After several tries, the team gave up, deciding instead to give the woman a general anesthetic and a C-section.

"Going to sleep carries significant risks, even for a slim pregnant woman," said Greenfield, calling the decision a last resort. "And the risk goes up significantly in a woman who's overweight."

Studies suggest nearly half of U.S. women who are of child-bearing age are obese, a problem that weighs heavily on doctors.

"It's harder to provide excellent care to someone who's obese because a lot of things we do are not as accurate," said Greenfield, explaining how ultrasounds and other tests to gauge the baby's growth can be skewed by the mother's fat. "It's also harder to feel the position of the baby."

That fat, and the fact that obesity can cause irregular periods, also means women might not realize they're pregnant.

"If you don't know you're pregnant, you might not avoid things that are toxic, like alcohol, smoking and certain medications," said Greenfield, adding that prenatal vitamins are also important. "And a lot of what we do in prenatal care depends on knowing exactly how far along a woman is.

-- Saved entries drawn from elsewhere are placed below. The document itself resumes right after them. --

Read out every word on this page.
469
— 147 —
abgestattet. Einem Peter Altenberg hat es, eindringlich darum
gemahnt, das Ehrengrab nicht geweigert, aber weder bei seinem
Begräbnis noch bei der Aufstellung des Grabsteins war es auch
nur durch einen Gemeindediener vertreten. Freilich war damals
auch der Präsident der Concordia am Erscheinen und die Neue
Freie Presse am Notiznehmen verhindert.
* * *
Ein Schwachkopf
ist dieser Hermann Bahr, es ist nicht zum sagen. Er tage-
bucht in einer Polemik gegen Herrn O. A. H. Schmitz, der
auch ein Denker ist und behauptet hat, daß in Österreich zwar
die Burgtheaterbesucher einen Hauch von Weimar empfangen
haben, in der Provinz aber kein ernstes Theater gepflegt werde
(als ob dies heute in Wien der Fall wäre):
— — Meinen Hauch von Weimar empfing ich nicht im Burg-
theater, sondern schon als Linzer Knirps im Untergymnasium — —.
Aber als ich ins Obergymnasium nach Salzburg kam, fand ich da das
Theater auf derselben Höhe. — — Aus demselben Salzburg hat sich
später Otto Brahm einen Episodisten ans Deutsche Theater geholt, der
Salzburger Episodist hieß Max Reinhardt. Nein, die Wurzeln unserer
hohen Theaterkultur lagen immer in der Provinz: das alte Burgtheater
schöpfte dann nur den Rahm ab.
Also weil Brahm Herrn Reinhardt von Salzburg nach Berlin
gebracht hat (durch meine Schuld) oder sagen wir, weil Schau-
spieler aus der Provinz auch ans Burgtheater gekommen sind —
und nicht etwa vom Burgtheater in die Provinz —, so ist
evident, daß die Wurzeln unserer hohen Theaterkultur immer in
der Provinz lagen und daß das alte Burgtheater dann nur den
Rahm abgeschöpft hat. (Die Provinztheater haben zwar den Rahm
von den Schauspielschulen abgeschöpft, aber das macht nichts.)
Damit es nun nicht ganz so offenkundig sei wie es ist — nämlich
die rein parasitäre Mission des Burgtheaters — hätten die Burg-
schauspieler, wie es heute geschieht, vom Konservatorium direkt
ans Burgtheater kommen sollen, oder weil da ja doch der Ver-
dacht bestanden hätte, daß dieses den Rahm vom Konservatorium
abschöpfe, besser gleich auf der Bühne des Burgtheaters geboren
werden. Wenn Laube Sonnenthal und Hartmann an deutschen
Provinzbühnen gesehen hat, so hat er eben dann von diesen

If you don't have a sense of gestational age, it's harder to provide the right care."

Obesity has also forced hospitals to adapt, adding delivery tables that can be made wider and hold up to 600 pounds, Greenfield said.

"The old tables only went up to 450 pounds," she said. "That's just not realistic anymore."

Weight gain during pregnancy is normal. But obese women should gain no more than 15 pounds, roughly half the amount recommended for women of normal weight.

"For someone with bad eating habits, that's going to be really hard," said Greenfield, describing how pregnancy cravings and the "eating for two" mentality can conspire to pack on the pounds. "Lifestyle change is always hard. But during pregnancy, I think women are more motivated to do it for themselves and their baby."

Obese & Expecting premiered Thursday night at 9 p.m. on TLC.